Chez les patients MP, le temps mis pour effectuer le premier achat et le temps mis pour payer sont significativement plus élevés, tandis que leur vitesse de réalisation de la tâche est significativement plus basse (Tableau 11).

A l’apparition du caddie, au début de la séance d’évaluation, les patients MP sont plus lents à se mettre en mouvement que les sujets C, sans que cette différence soit significative.

125 5.7.3 Organisation spatio-temporelle

Les patients MP restent plus longtemps dans le supermarché que les sujets C et y parcourent une distance plus longue, marquée par de nombreux arrêts, toutes ces différences étant significatives (Tableau 11). Leurs trajectoires sont caractérisées par de nombreuses hésitations pour atteindre les objectifs, des mouvements circulaires autour des mêmes étagères, un tracé anguleux (Figure 54). Notre objectif est de quantifier toutes ces informations qui ne sont pour l’instant que visuelles.

Le score de classement catégoriel est plus élevé chez les patients MP que chez les sujets C notamment en raison des performances de deux patients qui ont fait un oubli et d’un autre qui est passé plusieurs fois aux caisses.

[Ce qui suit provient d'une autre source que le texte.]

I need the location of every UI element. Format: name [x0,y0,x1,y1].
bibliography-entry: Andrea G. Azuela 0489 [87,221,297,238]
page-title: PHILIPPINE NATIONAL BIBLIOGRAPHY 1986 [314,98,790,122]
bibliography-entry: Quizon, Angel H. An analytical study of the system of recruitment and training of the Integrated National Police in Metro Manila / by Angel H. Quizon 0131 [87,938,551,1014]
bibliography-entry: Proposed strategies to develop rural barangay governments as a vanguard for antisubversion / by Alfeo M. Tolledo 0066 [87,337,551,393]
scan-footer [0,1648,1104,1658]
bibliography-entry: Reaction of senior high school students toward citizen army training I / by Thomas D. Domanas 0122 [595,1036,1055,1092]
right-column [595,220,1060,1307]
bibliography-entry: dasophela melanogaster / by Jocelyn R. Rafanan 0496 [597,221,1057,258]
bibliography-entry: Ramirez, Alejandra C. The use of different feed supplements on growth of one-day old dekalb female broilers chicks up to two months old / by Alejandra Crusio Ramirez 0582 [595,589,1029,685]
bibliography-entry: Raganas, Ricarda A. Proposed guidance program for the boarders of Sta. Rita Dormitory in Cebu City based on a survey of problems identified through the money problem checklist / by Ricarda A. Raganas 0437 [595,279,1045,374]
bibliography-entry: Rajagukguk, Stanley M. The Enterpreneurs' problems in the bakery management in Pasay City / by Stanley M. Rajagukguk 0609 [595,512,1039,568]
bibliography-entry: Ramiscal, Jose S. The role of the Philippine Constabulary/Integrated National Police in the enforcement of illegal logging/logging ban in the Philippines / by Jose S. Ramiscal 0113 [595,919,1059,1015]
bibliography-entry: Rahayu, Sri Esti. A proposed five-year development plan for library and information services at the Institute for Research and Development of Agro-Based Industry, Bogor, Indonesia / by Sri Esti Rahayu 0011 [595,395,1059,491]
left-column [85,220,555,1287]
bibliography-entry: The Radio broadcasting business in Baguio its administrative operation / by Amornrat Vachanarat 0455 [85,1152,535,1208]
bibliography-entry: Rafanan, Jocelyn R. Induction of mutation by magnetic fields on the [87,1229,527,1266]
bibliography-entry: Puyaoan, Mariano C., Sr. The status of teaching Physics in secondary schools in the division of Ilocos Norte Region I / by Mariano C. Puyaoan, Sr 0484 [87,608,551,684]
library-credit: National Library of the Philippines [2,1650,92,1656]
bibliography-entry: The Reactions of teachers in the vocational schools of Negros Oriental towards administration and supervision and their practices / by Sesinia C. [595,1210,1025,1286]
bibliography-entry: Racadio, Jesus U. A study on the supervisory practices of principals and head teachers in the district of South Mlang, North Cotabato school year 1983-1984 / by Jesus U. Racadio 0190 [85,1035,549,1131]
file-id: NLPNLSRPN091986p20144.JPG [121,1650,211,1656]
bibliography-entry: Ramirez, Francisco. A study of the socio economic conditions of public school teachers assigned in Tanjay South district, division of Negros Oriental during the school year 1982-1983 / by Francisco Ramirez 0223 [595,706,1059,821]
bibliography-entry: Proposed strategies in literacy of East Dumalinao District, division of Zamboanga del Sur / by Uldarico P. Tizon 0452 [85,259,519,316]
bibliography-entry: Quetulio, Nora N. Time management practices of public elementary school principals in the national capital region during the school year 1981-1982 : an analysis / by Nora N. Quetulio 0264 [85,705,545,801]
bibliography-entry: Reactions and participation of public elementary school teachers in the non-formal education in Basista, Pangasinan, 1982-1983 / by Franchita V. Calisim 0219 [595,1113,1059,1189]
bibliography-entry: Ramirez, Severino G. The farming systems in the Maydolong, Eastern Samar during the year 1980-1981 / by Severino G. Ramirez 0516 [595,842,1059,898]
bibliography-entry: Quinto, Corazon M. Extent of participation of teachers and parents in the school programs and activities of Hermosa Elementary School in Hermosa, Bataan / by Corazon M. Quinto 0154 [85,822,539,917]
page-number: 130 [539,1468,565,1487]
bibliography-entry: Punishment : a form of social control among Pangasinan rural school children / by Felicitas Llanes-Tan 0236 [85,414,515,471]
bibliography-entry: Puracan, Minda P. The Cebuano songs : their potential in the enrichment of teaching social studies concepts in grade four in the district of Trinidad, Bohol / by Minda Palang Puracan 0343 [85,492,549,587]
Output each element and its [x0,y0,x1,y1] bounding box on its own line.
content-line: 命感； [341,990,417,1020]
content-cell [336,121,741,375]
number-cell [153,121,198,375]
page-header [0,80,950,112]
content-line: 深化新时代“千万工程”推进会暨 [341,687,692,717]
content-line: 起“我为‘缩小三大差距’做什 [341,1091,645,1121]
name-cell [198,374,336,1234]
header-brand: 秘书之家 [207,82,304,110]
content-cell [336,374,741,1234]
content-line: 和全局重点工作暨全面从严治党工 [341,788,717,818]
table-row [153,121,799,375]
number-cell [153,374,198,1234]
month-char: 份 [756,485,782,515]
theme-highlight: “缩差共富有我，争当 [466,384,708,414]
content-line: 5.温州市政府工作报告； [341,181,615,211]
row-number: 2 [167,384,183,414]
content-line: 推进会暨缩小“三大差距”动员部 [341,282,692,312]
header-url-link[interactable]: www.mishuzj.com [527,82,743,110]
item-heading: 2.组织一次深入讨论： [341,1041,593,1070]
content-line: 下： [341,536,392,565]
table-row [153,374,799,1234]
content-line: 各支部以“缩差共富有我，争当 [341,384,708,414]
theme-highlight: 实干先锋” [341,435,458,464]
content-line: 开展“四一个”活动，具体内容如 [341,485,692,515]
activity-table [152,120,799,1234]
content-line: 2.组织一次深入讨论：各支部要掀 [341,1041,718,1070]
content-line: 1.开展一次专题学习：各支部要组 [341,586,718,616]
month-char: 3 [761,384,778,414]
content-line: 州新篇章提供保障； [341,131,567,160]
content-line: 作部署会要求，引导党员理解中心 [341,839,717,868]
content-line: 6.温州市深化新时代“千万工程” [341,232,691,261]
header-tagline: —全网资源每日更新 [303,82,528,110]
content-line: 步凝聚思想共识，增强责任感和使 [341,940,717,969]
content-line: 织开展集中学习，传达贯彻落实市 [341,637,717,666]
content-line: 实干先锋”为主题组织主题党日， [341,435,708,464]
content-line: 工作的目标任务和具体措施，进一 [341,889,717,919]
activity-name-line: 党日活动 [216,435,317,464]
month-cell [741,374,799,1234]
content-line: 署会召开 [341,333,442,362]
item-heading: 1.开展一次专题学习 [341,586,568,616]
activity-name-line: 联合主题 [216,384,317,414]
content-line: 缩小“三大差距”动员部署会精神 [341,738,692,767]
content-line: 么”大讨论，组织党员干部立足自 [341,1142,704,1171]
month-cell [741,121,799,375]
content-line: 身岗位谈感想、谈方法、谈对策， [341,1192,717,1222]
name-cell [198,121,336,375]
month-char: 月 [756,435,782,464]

Le score de maintien de plan, exprimé par le cumul des angles sur la trajectoire, est significativement plus élevé chez les patients. Il révèle de façon quantitative cette angularité de leurs trajectoires, que nous constatons visuellement.

Le score d’errance, exprimé par le nombre d’intersections de la trajectoire, est significativement plus élevé chez les patients. Il exprime le fait que les patients reviennent beaucoup sur leurs pas, explorent de façon inadéquate les différentes zones.